Talk at the Biophysical Society Meeting, Feb 22-26 in Kansas City MO Fluorescence correlation spectroscopy (Magde et al. 1972, Appl. Phys. Lett. 29:705) in confocal microscope geometries has long been established as noninvasive ultrasensitive method to determine diffusion properties and interaction kinetics of fluorescently labeled biomolecules such as DNA, RNA and proteins. To apply this method to living cells, a highly promising aim, however, confocal discrimination of off-focus light like autofluorescence or scattering may not be sufficient for the required signal-to-background ratios. Beyond that, small cellular volumes and slow diffusion increase the probability of massive photobleaching of the fluorophores. The most promising method to suppress nonspecific light and reduce bleaching is multiphoton excitation (Denk et al. 1990, Science 248:73), with the ability to excite fluorophores only in spatial regions where they can contribute to the detection signal. Our study compares both alternatives with respect to their suitability for intracellular FCS . We show that the major drawback of usual multiphoton techniques, pulsed excitation with long dark periods (12ns) compared to the lifetimes of the fluorophore's excited state, can be overcome by doubling or quadrupling the pulse repetition rate. The crucial measurement parameter, the average number of photons collected from single fluorescent molecules during the residence time in the objective's focal volume can thereby be pushed to values higher than 2-3, sufficient for performing reliable ultrasensitive fluorescence correlation analysis.

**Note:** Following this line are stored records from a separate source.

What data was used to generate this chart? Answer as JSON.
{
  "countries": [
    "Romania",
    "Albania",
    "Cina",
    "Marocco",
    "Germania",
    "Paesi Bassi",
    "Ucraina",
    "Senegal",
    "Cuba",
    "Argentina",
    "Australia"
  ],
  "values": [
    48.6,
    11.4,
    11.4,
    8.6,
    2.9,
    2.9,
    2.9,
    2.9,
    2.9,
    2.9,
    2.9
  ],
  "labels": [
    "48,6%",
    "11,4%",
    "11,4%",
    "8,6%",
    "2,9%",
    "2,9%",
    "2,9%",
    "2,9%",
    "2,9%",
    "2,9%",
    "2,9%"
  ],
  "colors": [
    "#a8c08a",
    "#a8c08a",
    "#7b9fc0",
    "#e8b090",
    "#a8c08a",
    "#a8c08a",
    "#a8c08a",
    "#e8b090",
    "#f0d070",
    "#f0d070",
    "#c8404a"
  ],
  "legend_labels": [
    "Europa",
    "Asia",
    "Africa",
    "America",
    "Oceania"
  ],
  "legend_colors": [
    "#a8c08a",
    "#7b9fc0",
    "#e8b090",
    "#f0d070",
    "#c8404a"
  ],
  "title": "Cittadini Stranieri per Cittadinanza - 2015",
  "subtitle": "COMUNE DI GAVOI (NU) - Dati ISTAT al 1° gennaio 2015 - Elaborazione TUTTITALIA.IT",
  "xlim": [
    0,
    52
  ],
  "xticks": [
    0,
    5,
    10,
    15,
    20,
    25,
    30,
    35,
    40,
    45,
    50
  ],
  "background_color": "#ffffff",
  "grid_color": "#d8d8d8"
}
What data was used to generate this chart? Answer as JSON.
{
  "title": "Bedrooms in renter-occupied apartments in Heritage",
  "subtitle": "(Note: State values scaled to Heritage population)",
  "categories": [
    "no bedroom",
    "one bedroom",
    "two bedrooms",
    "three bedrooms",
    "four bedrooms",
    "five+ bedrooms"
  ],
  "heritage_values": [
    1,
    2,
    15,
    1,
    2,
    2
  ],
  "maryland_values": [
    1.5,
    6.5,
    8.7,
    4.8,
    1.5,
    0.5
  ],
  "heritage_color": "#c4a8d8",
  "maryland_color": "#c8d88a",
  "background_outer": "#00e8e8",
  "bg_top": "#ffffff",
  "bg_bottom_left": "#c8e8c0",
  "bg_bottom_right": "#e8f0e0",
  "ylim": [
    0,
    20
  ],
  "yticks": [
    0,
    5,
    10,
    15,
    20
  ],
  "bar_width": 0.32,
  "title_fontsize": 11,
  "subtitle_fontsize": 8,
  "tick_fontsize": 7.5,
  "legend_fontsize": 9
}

2 月 22 日至 26 日在堪萨斯城举行的生物物理学会会议上的演讲 MO 荧光相关光谱（Magde 等人，1972 年，Appl. 物理。 莱特。 29:705）在共焦显微镜几何结构中长期以来 建立无创超灵敏方法来测定 荧光标记的扩散特性和相互作用动力学 生物分子，例如 DNA、RNA 和蛋白质。 将此方法应用到 活细胞，一个非常有前途的目标，然而，共焦歧视 像自发荧光或散射这样的离焦光可能不会 足以满足所需的信号背景比。 除此之外， 小细胞体积和缓慢扩散增加了可能性 荧光团的大量光漂白。 最有前途的方法 抑制非特异性光并减少漂白是多光子 激发（Denk et al. 1990, Science 248:73），能够 仅在它们可以贡献的空间区域激发荧光团 到检测信号。 我们的研究将两种替代方案进行了比较 关于它们对细胞内 FCS 的适用性。 我们证明了 通常多光子技术的主要缺点是脉冲激发 与寿命相比，暗期较长（12ns） 荧光团的激发态，可以通过加倍或 将脉冲重复率提高四倍。 关键的测量 参数，从单次收集的平均光子数 荧光分子在物镜中停留的时间 从而可以将焦体积推至高于 2-3 的值， 足以执行可靠的超灵敏荧光 相关性分析。